His ambition and stamina in this singular quest was amazing.

The collection, known as the Colombine Library, is housed in Seville, Spain.

Herando's bibiomaniacal quest is deftly recounted in The Catalogue of Shipwrecked Books, by Edward Wilson-Lee, which is, incidentally, a book worth collecting.

Thursday, June 27, 2019

One Time Chlorhexidine Wipe for CAUTI Reduction! Too Good to be True?

One percent chlorhexidine for meatal cleaning prior to urinary catheter insertion significantly reduces(by 74%) the risk of catheter associated urinary tract infection. The study was a multi-center, stepped-wedged randomized controlled trial recently published in Lancet Infectious Diseases, available here.

Wow!

Now the hard part will be getting nursing staff to reliably use chlorhexidine for meatal cleaning prior to  urinary catheter insertion.  This will require education, human factors engineering (i.e. making chlorhexidine the default product in the catheter insertion kit), audits and feedback.

Too good to be true? 

Perhaps not.

Monday, June 24, 2019

White Coat Effects! The More Senior the Rank the Lighter the Coat

Source: BMJ

Here is a witty article that only the British Medical Journal would publish, straight from the archives and available to all in open access format.  I actually read this paper as a 3rd year medical student at the University of Buffalo in 1995.

White Coat Effects. A study of medical rank and weight of the white coat. The more senior the rank, the lighter the coat.

Cool, although we no longer wear white coats (!), as published here.

Tuesday, June 18, 2019

Misinformation During A Public Health Crisis

Misinformation during a public health crisis is a significant threat.

Check out this essay titled Civil Society's Role in a Public Health Crisis, available here.

The potential impact of uncensored backchannel data, by way of Twitter, text messages, emails, blogs, photos and videos, could result in devastating and misleading information.

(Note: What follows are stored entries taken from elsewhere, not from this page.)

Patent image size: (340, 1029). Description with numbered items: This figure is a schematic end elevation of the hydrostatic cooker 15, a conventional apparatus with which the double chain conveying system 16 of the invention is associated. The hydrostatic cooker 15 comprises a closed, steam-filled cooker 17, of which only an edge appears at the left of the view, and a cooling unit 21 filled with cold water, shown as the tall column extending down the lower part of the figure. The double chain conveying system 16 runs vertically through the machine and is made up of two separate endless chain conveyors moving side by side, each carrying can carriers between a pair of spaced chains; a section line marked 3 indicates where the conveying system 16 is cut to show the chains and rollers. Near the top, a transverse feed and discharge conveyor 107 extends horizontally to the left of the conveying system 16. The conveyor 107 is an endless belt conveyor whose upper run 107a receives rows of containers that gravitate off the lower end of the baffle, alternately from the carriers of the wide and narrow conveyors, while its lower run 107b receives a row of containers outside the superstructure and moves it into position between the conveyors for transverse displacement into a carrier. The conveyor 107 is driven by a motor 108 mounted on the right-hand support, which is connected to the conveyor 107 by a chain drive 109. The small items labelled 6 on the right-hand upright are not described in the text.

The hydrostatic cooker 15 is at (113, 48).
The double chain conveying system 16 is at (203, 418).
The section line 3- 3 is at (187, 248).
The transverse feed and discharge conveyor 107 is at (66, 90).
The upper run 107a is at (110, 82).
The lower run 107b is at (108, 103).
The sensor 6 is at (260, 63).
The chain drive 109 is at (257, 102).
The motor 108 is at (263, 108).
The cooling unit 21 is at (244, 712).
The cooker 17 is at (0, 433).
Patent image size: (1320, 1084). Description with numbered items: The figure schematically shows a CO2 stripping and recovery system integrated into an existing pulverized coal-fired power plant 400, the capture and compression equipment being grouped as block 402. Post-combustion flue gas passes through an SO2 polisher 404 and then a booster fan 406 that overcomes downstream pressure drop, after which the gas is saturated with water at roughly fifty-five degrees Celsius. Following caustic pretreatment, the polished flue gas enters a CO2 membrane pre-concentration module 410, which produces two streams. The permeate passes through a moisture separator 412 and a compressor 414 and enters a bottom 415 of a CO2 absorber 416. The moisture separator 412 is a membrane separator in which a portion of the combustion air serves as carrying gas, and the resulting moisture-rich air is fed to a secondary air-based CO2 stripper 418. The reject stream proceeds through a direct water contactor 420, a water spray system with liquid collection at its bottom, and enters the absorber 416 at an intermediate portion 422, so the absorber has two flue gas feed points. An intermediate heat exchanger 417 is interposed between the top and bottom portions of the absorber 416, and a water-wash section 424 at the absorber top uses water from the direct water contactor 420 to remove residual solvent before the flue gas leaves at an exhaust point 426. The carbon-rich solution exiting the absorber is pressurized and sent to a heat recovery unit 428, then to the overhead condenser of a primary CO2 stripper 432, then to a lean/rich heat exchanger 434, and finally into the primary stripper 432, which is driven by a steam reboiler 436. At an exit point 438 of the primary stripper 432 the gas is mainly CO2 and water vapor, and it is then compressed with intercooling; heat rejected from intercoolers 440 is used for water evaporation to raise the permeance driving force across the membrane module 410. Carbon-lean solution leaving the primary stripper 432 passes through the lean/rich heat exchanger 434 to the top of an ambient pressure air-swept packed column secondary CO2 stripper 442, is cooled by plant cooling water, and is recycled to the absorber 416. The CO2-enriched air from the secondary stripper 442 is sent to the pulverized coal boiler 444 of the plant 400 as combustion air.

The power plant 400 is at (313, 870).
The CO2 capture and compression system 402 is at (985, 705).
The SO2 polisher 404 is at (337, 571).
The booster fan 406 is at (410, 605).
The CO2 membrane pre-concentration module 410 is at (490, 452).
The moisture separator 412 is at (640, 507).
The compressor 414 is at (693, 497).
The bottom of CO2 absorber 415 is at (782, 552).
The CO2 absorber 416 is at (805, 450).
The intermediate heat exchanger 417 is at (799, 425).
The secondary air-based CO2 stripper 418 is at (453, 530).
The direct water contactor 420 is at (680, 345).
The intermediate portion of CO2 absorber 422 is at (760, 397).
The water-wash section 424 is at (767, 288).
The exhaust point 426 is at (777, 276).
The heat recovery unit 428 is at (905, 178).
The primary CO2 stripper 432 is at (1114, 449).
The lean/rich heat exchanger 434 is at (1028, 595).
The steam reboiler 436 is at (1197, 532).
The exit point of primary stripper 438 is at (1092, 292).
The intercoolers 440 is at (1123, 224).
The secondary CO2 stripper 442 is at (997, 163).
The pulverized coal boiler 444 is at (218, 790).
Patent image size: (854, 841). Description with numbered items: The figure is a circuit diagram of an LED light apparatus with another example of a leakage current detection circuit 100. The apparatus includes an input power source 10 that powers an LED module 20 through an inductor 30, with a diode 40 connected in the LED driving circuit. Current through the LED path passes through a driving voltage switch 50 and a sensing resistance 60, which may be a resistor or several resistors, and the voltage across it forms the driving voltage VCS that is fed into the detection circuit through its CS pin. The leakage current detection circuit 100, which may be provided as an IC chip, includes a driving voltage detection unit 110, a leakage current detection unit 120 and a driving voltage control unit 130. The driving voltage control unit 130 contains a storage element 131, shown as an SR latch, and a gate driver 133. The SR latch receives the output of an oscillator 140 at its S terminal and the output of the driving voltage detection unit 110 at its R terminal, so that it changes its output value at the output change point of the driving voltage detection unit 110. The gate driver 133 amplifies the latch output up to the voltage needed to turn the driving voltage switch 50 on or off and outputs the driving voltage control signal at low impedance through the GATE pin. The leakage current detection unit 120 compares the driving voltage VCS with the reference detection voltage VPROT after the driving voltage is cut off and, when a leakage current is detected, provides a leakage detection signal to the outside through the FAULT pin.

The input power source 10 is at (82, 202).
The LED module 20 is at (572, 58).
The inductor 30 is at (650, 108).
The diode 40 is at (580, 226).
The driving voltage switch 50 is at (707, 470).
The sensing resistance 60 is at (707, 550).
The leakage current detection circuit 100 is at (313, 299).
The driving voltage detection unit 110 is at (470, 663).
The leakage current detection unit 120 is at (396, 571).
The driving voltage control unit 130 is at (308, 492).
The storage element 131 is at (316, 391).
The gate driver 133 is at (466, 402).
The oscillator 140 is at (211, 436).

The consequences would include panic, drug shortages, supply hording and misguided quarantine, diagnostic and treatment efforts . This threat could be as impactful as the actual pandemic itself.

A misinformation containment communication strategy is urgently needed- one with truthful, purposeful information that serves as a ' communication inoculation"- which is nicely explored in the essay.

The time to plan is now, post event is too late.

For a previous blog post and Facebook Lie video on Pandemic Richmond, follow this link.

Friday, June 14, 2019

Ode to Famed Infectious Diseases and Park Avenue Physician: Benjamin H Kean, MD


When I completed my infectious diseases training at New York Hospital-Cornell University the name Benjamin Kean was legendary.  Unfortunately, I arrived nearly 7 years after his death. Dr. Kean's New York Times (1993) obituary is found here.

I recently discovered Dr. Kean's memoir, in the form of a dusty library book titled M.D.: One Doctor's Adventures Among the Famous and Infamous from the Jungles of Panama to a Park Avenue Practice. A damn good read!

A proper dedication to Dr. Kean was published in ID Clinics of North America, available here.